I dig transparency, so why not blog about this!

So I'm in the mode of trying to meet some new friends. I really sorta have been for around a week. I sent out a few notes here or there before, but I did some more intensive searching for new friends in the last week.

I've tried a number of approaches. Way back when I was really new to meeting people on myspace, I wrote a thoughtful, considerate message to nearly everyone I tried to add as a friend who wasn't already a friend in real life. I'd write around 10 of those messages and get a reply from maybe 2. Over time, I had a greater tendency to meet people from other people I had already met, so I didn't have to send out 10 of those emails.

I didn't want to have to write a whole bunch of emails to a bunch of different people, with no way of knowing who would or wouldn't respond.

So I started this effort in the last week with writing a flexible form letter. I put a lot of effort into it. I figured if I wrote the right kind of letter, and made it flexible enough, then I could use variations of it and maximize the effort-to-result ratio.

Well, one girl flat out told me she felt I wrote an engaging but canned email to her, and I have to admit I felt I got pegged, there.

So then I took this letter, and would only use parts of it in this note and that note, still sending it out there, you know? That wasn't feeling right either. (Though no idea how effective it is yet. Was doing that a few days ago. Sometimes takes people a few days to respond.)

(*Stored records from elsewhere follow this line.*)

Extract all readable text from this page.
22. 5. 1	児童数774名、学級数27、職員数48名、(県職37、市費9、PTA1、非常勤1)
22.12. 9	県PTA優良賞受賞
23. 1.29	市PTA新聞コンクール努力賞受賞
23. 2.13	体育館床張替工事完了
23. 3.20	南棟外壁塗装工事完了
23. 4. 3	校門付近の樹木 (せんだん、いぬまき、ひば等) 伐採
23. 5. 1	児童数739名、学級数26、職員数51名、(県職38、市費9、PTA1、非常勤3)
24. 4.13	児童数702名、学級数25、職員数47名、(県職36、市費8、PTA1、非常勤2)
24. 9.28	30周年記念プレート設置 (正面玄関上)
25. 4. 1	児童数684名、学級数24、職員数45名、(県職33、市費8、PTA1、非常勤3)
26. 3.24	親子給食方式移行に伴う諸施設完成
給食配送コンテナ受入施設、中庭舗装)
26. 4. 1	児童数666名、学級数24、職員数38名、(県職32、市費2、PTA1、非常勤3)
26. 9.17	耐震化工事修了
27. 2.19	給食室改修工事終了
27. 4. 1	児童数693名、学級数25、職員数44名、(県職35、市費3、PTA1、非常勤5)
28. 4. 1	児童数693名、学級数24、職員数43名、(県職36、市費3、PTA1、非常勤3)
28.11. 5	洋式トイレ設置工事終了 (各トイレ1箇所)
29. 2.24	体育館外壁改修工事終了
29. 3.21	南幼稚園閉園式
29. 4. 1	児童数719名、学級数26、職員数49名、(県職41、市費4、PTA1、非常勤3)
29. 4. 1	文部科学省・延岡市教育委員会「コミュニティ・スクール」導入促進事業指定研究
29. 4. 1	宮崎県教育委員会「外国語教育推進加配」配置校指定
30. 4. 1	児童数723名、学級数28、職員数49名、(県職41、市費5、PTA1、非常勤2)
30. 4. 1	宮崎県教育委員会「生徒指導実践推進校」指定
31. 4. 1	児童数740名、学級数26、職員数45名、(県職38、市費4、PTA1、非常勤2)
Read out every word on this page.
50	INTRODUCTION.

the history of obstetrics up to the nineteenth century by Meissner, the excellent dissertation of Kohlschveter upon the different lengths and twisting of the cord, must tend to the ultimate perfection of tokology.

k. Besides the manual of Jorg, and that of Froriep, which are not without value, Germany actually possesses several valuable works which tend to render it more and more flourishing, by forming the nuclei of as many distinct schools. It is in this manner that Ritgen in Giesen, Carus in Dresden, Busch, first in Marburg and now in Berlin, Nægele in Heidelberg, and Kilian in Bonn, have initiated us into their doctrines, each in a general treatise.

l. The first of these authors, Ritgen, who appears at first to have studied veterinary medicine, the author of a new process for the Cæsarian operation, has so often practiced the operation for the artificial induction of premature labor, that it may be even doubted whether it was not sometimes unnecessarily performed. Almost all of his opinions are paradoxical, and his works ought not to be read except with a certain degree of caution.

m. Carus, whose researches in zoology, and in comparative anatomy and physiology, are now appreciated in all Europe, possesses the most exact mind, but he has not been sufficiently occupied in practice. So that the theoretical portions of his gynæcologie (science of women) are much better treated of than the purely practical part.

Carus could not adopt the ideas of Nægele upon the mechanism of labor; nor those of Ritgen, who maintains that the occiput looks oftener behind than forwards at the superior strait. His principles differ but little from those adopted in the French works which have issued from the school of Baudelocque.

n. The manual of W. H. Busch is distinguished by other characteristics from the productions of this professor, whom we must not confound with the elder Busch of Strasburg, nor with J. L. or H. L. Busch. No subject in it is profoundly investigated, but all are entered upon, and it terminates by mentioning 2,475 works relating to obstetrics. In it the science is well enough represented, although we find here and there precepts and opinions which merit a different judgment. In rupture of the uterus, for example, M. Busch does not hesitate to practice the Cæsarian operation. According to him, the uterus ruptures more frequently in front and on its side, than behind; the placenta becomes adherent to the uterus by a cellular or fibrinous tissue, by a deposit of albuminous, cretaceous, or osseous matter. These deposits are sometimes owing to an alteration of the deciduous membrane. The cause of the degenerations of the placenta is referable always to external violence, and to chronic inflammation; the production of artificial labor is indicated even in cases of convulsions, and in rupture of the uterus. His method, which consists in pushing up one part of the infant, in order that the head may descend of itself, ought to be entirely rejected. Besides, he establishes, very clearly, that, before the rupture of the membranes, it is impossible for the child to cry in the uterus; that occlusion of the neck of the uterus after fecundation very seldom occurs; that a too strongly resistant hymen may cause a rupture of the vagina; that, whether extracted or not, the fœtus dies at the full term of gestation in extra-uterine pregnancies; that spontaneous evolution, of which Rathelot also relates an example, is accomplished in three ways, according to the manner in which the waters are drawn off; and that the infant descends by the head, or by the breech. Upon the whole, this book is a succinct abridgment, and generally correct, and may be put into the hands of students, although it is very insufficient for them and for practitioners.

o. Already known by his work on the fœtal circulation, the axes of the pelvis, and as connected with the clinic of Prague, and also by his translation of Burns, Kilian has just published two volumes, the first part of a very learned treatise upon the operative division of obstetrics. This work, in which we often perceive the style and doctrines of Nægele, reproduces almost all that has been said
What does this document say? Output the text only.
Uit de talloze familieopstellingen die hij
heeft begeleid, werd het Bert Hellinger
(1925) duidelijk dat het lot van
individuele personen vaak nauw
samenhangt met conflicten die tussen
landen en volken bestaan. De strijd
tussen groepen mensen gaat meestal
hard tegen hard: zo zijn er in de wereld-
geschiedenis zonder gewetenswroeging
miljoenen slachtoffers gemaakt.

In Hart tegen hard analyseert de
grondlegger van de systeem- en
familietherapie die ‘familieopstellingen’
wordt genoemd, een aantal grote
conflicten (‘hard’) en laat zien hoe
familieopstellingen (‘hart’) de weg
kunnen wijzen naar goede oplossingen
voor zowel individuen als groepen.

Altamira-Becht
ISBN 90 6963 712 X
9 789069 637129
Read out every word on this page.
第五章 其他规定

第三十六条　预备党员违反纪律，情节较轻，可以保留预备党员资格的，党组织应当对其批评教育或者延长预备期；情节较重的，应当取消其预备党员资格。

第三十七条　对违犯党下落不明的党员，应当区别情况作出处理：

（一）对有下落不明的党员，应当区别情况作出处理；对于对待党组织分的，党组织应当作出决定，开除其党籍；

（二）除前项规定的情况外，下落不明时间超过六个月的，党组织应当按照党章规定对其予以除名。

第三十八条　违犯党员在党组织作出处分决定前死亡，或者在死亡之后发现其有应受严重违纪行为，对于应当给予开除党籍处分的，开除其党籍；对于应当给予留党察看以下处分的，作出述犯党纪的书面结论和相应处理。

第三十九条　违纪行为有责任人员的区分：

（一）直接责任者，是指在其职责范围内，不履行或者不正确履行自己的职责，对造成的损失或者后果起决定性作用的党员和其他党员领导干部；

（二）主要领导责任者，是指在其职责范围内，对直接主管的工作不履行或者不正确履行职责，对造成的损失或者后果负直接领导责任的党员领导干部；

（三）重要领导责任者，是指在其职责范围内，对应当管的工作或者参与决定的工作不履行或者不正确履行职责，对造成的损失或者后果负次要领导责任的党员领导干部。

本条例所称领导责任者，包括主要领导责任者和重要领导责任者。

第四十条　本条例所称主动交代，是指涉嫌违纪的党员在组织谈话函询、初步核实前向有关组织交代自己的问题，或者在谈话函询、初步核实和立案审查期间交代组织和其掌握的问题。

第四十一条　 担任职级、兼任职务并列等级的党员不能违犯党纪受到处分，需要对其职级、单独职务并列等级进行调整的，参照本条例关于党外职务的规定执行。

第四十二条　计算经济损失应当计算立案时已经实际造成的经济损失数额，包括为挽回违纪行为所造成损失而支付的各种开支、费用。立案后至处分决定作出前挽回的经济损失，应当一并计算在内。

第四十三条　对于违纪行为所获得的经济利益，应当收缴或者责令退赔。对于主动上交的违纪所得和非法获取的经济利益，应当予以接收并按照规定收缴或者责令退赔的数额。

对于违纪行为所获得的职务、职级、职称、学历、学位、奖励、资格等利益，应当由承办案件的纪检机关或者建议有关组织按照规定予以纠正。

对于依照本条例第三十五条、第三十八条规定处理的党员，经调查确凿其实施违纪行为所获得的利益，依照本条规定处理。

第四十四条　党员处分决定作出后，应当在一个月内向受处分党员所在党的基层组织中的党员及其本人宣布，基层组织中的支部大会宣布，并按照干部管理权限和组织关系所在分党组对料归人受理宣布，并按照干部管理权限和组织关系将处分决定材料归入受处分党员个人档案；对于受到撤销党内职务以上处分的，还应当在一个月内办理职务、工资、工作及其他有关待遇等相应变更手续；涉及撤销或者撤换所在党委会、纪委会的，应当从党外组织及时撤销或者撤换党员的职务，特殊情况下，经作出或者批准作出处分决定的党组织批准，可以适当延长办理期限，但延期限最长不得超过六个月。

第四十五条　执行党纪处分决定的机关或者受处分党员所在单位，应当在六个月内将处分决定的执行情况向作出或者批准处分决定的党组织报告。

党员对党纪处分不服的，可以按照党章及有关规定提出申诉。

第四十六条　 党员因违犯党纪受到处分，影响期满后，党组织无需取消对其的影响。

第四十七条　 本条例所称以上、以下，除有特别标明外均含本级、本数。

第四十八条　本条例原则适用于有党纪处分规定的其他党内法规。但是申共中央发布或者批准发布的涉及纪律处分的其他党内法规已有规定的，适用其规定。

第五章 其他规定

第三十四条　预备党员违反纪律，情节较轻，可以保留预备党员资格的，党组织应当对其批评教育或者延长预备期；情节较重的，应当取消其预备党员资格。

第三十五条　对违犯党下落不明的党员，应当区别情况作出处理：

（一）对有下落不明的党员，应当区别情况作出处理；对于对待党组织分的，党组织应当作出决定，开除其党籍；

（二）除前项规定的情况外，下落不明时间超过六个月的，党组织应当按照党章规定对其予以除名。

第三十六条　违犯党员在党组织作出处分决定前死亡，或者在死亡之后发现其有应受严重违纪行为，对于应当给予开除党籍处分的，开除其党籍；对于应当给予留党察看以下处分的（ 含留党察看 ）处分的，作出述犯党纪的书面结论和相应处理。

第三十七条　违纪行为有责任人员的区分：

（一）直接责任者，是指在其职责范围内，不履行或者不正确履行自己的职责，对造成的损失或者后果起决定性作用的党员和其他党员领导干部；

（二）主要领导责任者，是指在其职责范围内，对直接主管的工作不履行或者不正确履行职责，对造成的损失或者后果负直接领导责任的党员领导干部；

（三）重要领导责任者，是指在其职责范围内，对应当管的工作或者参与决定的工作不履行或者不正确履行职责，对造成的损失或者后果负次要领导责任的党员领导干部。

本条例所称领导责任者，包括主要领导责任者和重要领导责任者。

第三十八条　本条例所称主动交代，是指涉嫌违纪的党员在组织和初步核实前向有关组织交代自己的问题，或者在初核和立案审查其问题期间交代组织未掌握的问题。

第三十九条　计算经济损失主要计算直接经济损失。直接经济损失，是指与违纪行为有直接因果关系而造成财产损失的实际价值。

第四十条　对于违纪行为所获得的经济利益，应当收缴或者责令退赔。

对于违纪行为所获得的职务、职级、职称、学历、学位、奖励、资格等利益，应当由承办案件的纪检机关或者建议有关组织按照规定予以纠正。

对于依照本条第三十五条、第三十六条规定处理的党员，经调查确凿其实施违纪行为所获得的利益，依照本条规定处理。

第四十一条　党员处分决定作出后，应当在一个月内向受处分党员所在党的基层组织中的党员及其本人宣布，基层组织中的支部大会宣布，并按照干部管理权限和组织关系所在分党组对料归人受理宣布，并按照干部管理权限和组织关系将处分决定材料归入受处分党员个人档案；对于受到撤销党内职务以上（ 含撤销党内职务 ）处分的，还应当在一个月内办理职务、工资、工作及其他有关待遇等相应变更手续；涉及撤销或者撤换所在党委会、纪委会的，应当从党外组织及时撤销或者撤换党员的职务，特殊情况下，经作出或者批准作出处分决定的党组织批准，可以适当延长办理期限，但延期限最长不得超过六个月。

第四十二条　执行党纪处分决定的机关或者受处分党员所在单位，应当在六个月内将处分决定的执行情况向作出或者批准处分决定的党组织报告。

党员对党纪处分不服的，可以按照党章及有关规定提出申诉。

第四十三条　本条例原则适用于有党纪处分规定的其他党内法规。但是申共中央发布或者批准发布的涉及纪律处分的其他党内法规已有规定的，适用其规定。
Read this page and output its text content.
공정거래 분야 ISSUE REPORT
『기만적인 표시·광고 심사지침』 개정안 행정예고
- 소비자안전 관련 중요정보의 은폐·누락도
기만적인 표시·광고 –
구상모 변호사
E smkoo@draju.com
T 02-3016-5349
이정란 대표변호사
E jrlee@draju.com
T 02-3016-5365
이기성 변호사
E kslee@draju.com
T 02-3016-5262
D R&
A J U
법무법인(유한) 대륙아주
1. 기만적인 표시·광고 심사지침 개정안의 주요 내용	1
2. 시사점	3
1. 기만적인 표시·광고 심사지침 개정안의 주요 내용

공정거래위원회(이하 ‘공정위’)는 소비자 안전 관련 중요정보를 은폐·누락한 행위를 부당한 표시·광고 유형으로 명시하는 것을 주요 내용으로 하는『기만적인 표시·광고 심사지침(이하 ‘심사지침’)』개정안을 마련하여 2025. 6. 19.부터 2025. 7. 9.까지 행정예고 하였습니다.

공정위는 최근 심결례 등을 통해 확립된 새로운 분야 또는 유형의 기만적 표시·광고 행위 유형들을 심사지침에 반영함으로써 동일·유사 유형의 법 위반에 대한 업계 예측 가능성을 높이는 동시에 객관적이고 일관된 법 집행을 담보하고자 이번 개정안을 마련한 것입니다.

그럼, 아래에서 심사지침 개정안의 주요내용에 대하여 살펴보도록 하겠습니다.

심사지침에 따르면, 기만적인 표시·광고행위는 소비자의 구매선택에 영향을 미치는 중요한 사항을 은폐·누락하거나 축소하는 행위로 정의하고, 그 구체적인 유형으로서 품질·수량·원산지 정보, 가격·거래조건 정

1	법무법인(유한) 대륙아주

Then I suddenly had a new idea. I'd ONLY write those I felt some charge with in their profile, and I'd write them a very brief but personal note about the experience I had reading their profile. I even wrote some stuff I couldn't believe I wrote to someone I didn't already know. (For example, I wrote this girl with cleavage shots all over her page, who promotes for various clubs, if all that attention she gets from boys who worship her and girls who hate her actually gets to her head; if she buys into the hype and enjoys it, or if she just uses it to help her promote for the clubs.)

I still have no idea what will come back from this newest strategy, but it sure was a hell of a lot more fun. I just wish it were easier to tell the difference between quality people who are being cautious and ingrates who are out there to make a profit of some sort.

I'm also not sure what I'll do if I re-run into a profile I sent one of those early form letters to, but am still getting a charge from on their profile. In fact, if there are girls who wanna give me up some advice in that regard, I'd love to hear it. Do i send a follow up? Or is that first note so crucial that if I blew it on that one, oh well. Done for, forever. HEHE (I really don't care. I figure it wasn't supposed to be if it didn't happen. But I am curious what people think if you wanna offer it.)